Questionado sobre o efeito que a audição dos jogadores no julgamento a decorrer no Tribunal de Monsanto, em Lisboa, pode ter no seu trabalho enquanto treinador e nos próprios atletas, o técnico vincou que a presença nos treinos estará salvaguardada e que, por isso, não terá consequências no seio do grupo.

"Não influencia o meu trabalho, a única coisa que poderia influenciar era eles não estarem no treino e isso não vai acontecer. Já sei que não vamos ter nenhum jogador que não possa treinar porque tenha ido a tribunal, portanto, não vai haver esse problema. Se não pudessem treinar durante uma semana ia afetar, como podem treinar, não afeta nada", explicou, à margem da antevisão ao jogo com o Gil Vicente, no domingo, para a 12ª jornada da I Liga.

Em 09 de dezembro serão ouvidos os primeiros jogadores: o guarda-redes Maximiano, o médio Wendell e o defesa Jeremy Mathieu. O médio e capitão Bruno Fernandes e o lateral Ristovsky serão ouvidos em 10 de dezembro, enquanto os médios argentinos Acuña e Battaglia vão ser inquiridos em 17 de dezembro e o defesa uruguaio Coates em 19 de dezembro.
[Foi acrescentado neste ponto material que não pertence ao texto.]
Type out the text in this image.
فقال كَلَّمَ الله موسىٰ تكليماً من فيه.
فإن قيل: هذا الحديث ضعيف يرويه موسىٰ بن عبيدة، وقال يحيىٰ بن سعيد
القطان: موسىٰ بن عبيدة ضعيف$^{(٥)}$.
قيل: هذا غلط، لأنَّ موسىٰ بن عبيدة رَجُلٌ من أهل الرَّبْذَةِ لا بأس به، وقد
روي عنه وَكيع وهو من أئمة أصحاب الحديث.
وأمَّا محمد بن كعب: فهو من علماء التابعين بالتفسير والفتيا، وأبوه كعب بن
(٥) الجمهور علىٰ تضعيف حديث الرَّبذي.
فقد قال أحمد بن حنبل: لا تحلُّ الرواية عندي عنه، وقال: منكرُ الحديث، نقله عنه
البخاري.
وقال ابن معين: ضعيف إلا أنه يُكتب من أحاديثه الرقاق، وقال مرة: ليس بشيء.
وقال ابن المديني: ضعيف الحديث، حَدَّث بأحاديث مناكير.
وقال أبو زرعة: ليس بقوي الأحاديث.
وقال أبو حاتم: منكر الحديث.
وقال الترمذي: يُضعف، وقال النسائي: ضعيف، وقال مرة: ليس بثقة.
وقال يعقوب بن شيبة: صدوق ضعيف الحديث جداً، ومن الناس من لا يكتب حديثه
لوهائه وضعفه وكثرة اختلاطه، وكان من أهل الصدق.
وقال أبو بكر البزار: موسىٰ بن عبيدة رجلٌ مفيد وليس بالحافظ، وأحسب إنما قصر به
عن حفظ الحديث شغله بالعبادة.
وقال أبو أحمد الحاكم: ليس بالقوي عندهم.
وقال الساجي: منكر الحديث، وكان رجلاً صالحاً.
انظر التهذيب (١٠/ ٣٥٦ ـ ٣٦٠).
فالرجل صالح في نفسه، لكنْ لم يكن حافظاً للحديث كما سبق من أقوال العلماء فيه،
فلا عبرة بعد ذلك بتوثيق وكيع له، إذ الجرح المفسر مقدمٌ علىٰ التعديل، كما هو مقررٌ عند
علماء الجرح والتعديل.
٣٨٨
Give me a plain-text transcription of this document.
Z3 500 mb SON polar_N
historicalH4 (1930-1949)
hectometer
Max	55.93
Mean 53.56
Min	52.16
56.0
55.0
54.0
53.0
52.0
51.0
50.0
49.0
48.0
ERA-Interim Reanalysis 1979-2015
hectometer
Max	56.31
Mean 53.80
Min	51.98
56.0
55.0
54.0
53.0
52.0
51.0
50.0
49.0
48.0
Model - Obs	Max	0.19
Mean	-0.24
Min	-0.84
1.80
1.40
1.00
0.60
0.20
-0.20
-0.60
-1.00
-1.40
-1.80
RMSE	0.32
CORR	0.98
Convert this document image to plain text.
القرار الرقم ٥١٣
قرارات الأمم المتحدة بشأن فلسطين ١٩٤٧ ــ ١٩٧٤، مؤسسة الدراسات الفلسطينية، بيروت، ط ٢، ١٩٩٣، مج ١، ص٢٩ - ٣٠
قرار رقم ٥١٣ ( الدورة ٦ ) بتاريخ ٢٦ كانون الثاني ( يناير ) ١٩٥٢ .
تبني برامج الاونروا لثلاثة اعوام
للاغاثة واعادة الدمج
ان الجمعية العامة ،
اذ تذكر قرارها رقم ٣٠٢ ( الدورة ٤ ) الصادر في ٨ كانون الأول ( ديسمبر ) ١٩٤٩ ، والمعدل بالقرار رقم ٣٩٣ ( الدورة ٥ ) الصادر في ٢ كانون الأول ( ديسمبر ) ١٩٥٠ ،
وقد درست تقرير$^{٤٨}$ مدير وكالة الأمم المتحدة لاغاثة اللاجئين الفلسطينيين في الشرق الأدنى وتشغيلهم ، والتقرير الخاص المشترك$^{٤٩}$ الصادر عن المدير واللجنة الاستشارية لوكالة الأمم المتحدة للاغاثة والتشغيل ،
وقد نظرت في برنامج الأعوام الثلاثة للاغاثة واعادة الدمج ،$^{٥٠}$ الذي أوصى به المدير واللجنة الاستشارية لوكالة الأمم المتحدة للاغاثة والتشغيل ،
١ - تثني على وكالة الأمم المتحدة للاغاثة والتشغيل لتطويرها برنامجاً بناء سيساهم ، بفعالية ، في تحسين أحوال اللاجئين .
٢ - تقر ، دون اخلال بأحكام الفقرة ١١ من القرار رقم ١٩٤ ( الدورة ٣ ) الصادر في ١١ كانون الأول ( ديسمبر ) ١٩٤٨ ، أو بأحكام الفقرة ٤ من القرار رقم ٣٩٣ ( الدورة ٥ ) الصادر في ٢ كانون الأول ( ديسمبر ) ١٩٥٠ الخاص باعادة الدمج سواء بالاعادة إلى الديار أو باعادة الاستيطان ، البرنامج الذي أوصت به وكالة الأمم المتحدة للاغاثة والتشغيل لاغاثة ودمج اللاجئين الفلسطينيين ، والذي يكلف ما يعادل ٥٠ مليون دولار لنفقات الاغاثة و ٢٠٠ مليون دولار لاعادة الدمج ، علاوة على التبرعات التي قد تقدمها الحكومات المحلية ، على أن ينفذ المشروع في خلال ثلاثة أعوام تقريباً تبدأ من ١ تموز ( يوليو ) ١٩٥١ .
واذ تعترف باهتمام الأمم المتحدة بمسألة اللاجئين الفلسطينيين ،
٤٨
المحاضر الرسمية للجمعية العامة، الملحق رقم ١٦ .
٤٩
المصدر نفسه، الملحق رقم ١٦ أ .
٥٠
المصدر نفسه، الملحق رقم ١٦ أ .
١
Em 15 de maio do ano passado, durante o primeiro treino da equipa de futebol do Sporting, após a derrota na Madeira com o Marítimo, cerca de 40 adeptos 'leoninos' encapuzados invadiram a Academia do clube, em Alcochete, e agrediram vários jogadores, bem como o então treinador, Jorge Jesus, e outros membros da equipa técnica.

O atual líder da 'Juve Leo', Mustafá, o antigo presidente do Sporting Bruno de Carvalho e Bruno Jacinto, ex-oficial de ligação aos adeptos do clube, estão acusados, como autores morais, de 40 crimes de ameaça agravada, de 19 crimes de ofensa à integridade física qualificada e de 38 crimes de sequestro, todos estes (97 crimes) classificados como terrorismo.

Os três arguidos respondem ainda por um crime de detenção de arma proibida agravado e Mustafá também por um crime de tráfico de estupefacientes.

Aos arguidos que participaram diretamente no ataque à academia, o Ministério Público imputa-lhes a coautoria de 40 crimes de ameaça agravada, de 19 crimes de ofensa à integridade física qualificada e de 38 crimes de sequestro, todos estes (97 crimes) classificados como terrorismo.

Estes 41 arguidos vão responder ainda por dois crimes de dano com violência, por um crime de detenção de arma proibida agravado e por um crime de introdução em lugar vedado ao público.